Principe 1 : l’entrepreneur démarre avec ce qu’il a sous la main
"Plutôt que se fixer un but et de chercher les moyens de l’atteindre, l’entrepreneur considère les moyens dont il dispose et se demande ce qu’il peut faire avec. C’est assez logique: dans le premier cas, on peut se fixer des buts très ambitieux, sans jamais avoir la moindre chance d’obtenir les ressources qui seraient nécessaires. C’est le syndrome du «Ah si seulement j’avais 500 000 euros, je pourrais… » De quoi disposent donc les entrepreneurs ? Tout individu dispose de trois ressources fondamentales: qui il est, ce qu’il connaît et qui il connaît."
Principe 2 : l’entrepreneur raisonne en termes de perte acceptable
"En décidant de ses actions, l’entrepreneur est rarement capable d’anticiper ce qu’il en obtiendra. Quand on conçoit un produit, on utilise des ressources aujourd’hui, et donc de manière certaine, pour vendre un produit demain, donc de manière incertaine. On ne sait pas si on réussira à fabriquer le produit, on ne sait pas en quelles quantités ni à quel prix on réussira à le vendre. Comprenant cela, les entrepreneurs basent leur décision non pas sur le gain attendu, mais sur la perte acceptable. L’entrepreneur se dit je vais faire telle action, cela va prendre telle durée et me coûter tel montant. Je ne sais pas ce que ça va donner, mais ce n’est pas grave car si ça ne donne rien, je peux me permettre de perdre ce temps et cet argent.»"

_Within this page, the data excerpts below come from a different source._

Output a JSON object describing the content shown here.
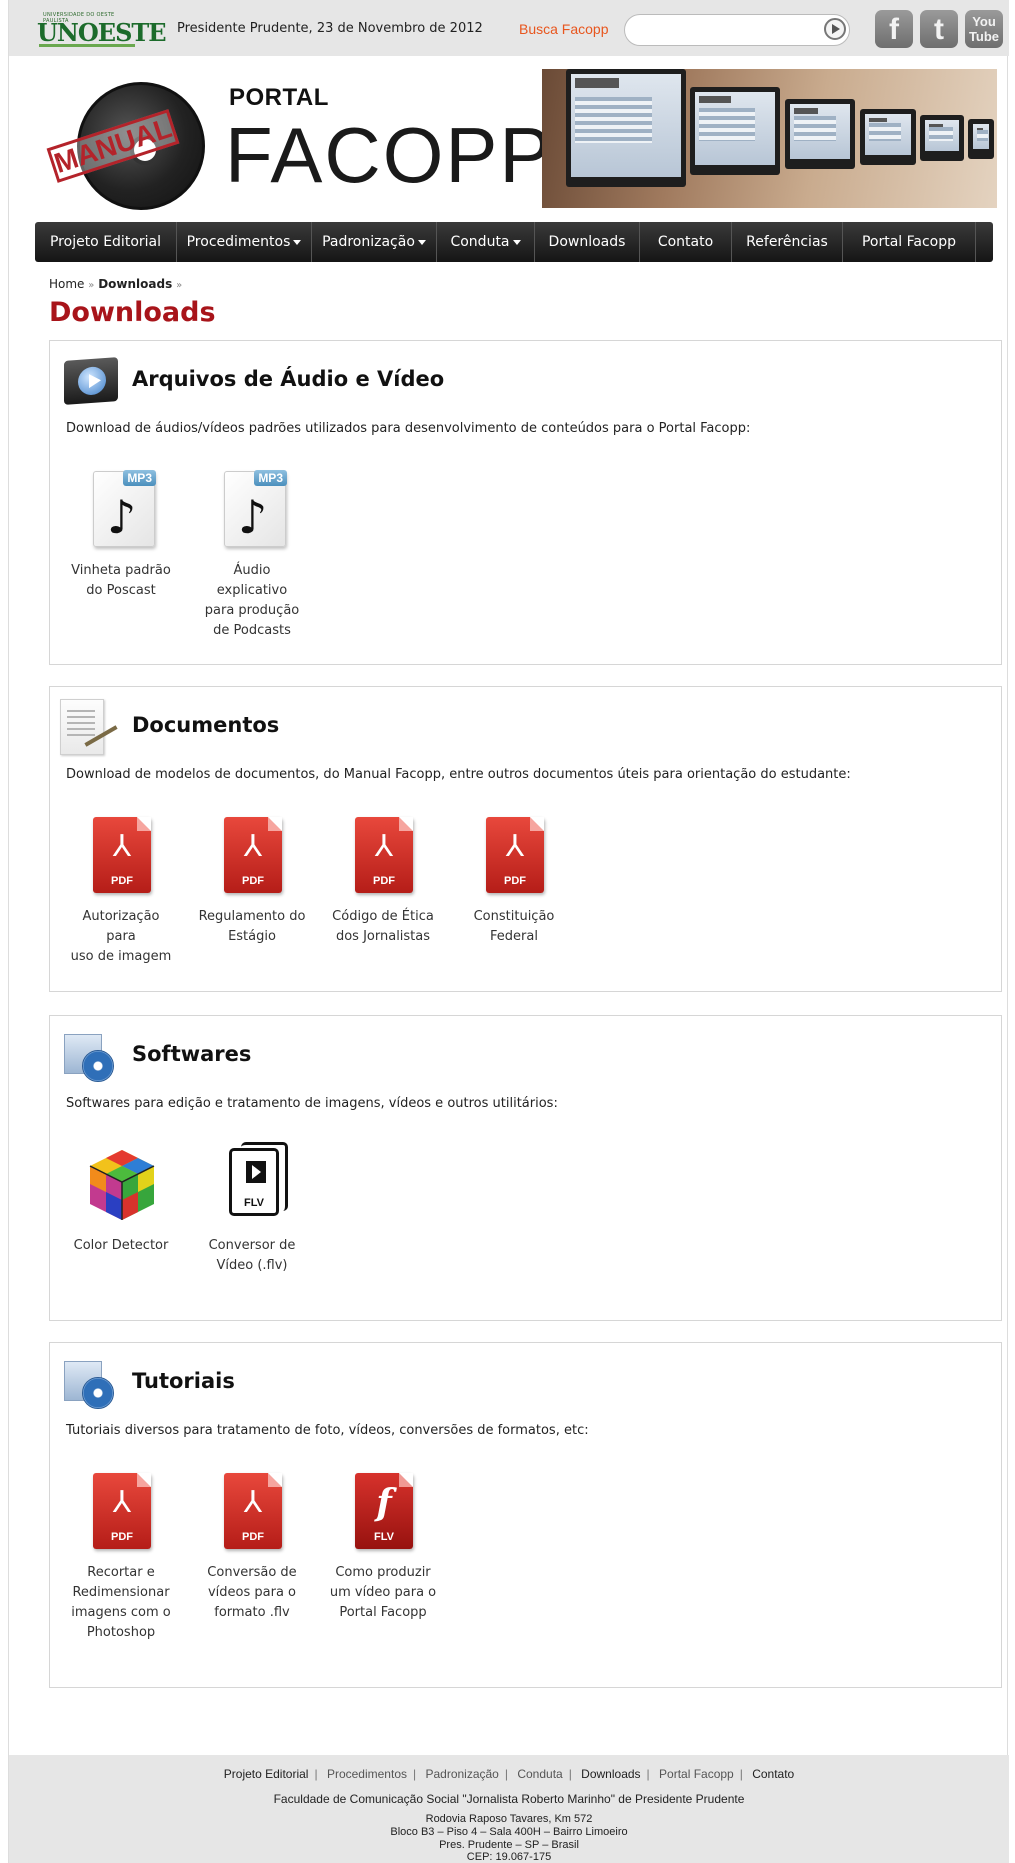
{
  "topbar": {
    "logo_small": "UNIVERSIDADE DO OESTE PAULISTA",
    "logo_big": "UNOESTE",
    "date": "Presidente Prudente, 23 de Novembro de 2012",
    "search_label": "Busca Facopp",
    "search_placeholder": "",
    "social": {
      "facebook": "f",
      "twitter": "t",
      "youtube_1": "You",
      "youtube_2": "Tube"
    }
  },
  "header": {
    "stamp": "MANUAL",
    "portal_small": "PORTAL",
    "portal_big": "FACOPP"
  },
  "nav": {
    "items": [
      {
        "label": "Projeto Editorial",
        "dropdown": false
      },
      {
        "label": "Procedimentos",
        "dropdown": true
      },
      {
        "label": "Padronização",
        "dropdown": true
      },
      {
        "label": "Conduta",
        "dropdown": true
      },
      {
        "label": "Downloads",
        "dropdown": false
      },
      {
        "label": "Contato",
        "dropdown": false
      },
      {
        "label": "Referências",
        "dropdown": false
      },
      {
        "label": "Portal Facopp",
        "dropdown": false
      }
    ]
  },
  "breadcrumb": {
    "home": "Home",
    "sep": "»",
    "current": "Downloads"
  },
  "page_title": "Downloads",
  "sections": [
    {
      "title": "Arquivos de Áudio e Vídeo",
      "desc": "Download de áudios/vídeos padrões utilizados para desenvolvimento de conteúdos para o Portal Facopp:",
      "items": [
        {
          "type": "mp3",
          "lines": [
            "Vinheta padrão",
            "do Poscast"
          ]
        },
        {
          "type": "mp3",
          "lines": [
            "Áudio explicativo",
            "para produção",
            "de Podcasts"
          ]
        }
      ]
    },
    {
      "title": "Documentos",
      "desc": "Download de modelos de documentos, do Manual Facopp, entre outros documentos úteis para orientação do estudante:",
      "items": [
        {
          "type": "pdf",
          "lines": [
            "Autorização para",
            "uso de imagem"
          ]
        },
        {
          "type": "pdf",
          "lines": [
            "Regulamento do",
            "Estágio"
          ]
        },
        {
          "type": "pdf",
          "lines": [
            "Código de Ética",
            "dos Jornalistas"
          ]
        },
        {
          "type": "pdf",
          "lines": [
            "Constituição",
            "Federal"
          ]
        }
      ]
    },
    {
      "title": "Softwares",
      "desc": "Softwares para edição e tratamento de imagens, vídeos e outros utilitários:",
      "items": [
        {
          "type": "cube",
          "lines": [
            "Color Detector"
          ]
        },
        {
          "type": "flv-outline",
          "lines": [
            "Conversor de",
            "Vídeo (.flv)"
          ]
        }
      ]
    },
    {
      "title": "Tutoriais",
      "desc": "Tutoriais diversos para tratamento de foto, vídeos, conversões de formatos, etc:",
      "items": [
        {
          "type": "pdf",
          "lines": [
            "Recortar e",
            "Redimensionar",
            "imagens com o",
            "Photoshop"
          ]
        },
        {
          "type": "pdf",
          "lines": [
            "Conversão de",
            "vídeos para o",
            "formato .flv"
          ]
        },
        {
          "type": "flv-red",
          "lines": [
            "Como produzir",
            "um vídeo para o",
            "Portal Facopp"
          ]
        }
      ]
    }
  ],
  "icon_labels": {
    "pdf": "PDF",
    "mp3": "MP3",
    "flv": "FLV"
  },
  "footer": {
    "links": [
      {
        "label": "Projeto Editorial",
        "hi": true
      },
      {
        "label": "Procedimentos",
        "hi": false
      },
      {
        "label": "Padronização",
        "hi": false
      },
      {
        "label": "Conduta",
        "hi": false
      },
      {
        "label": "Downloads",
        "hi": true
      },
      {
        "label": "Portal Facopp",
        "hi": false
      },
      {
        "label": "Contato",
        "hi": true
      }
    ],
    "institution": "Faculdade de Comunicação Social \"Jornalista Roberto Marinho\" de Presidente Prudente",
    "address_1": "Rodovia Raposo Tavares, Km 572",
    "address_2": "Bloco B3 – Piso 4 – Sala 400H – Bairro Limoeiro",
    "address_3": "Pres. Prudente – SP – Brasil",
    "address_4": "CEP: 19.067-175"
  },
  "colors": {
    "title_red": "#a8141a",
    "busca_orange": "#e8561e",
    "nav_dark": "#1c1c1c",
    "unoeste_green": "#1c6b2b"
  }
}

Principe 3 : l’entrepreneur construit un patchwork fou
"Nous l’avons vu, l’entrepreneur définit de nouveaux buts en fonctions des ressources dont il dispose. Comment acquière-t-il ces ressources ? Au début, il en possède trois qui sont universelles : qui il est, ce qu’il connaît et qui il connaît. C’est précisément en se tournant vers qui il connaît qu’il acquiert d’autres ressources en leur demandant « comment pouvez-vous m’aider ? » Celui qui décide de l’aider, par exemple en lui prêtant un bureau ou en lui pré-commandant un exemplaire de son produit, devient partie prenante à son projet. De nouvelles parties prenantes apportent des ressources, ce qui permet d’avoir des buts plus ambitieux, qui amènent de nouvelles parties prenantes. Le projet est donc comme un patchwork dont chacun apporte une pièce, sans qu’on sache à l’avance qui va apporter quoi."
Principe 4 : la limonade — l’entrepreneur tire parti des surprises
"Les anglo-saxons ont une jolie expression: si la vie vous envoie des citrons, vendez de la limonade. Les entrepreneurs savent que la vie est faite de surprises. Plutôt que passer des semaines à planifier leur projet, ce qui ne leur évitera jamais ces surprises, ils s’arrangent pour tirer parti de celles qui se produiront. Le temps passé à planifier est ainsi plus utilement consacré au développement du projet."
Principe 5 : l’entrepreneur transforme son environnement
"L’entrepreneur ne prédit pas ce qui va se passer dans son environnement, il en est tout aussi incapable que vous et moi, mais participe à sa transformation. Ce faisant, l’entrepreneur reprend le fameux adage « la meilleure façon de prédire l’avenir est de le créer soi-même. » Ce principe invite donc l’entrepreneur à passer de « Quel est l’avenir du marché X ? » à « Comment puis-je transformer mon environnement pour que le marché X émerge ? » Il s’agit d’un changement de posture tout à fait fondamental."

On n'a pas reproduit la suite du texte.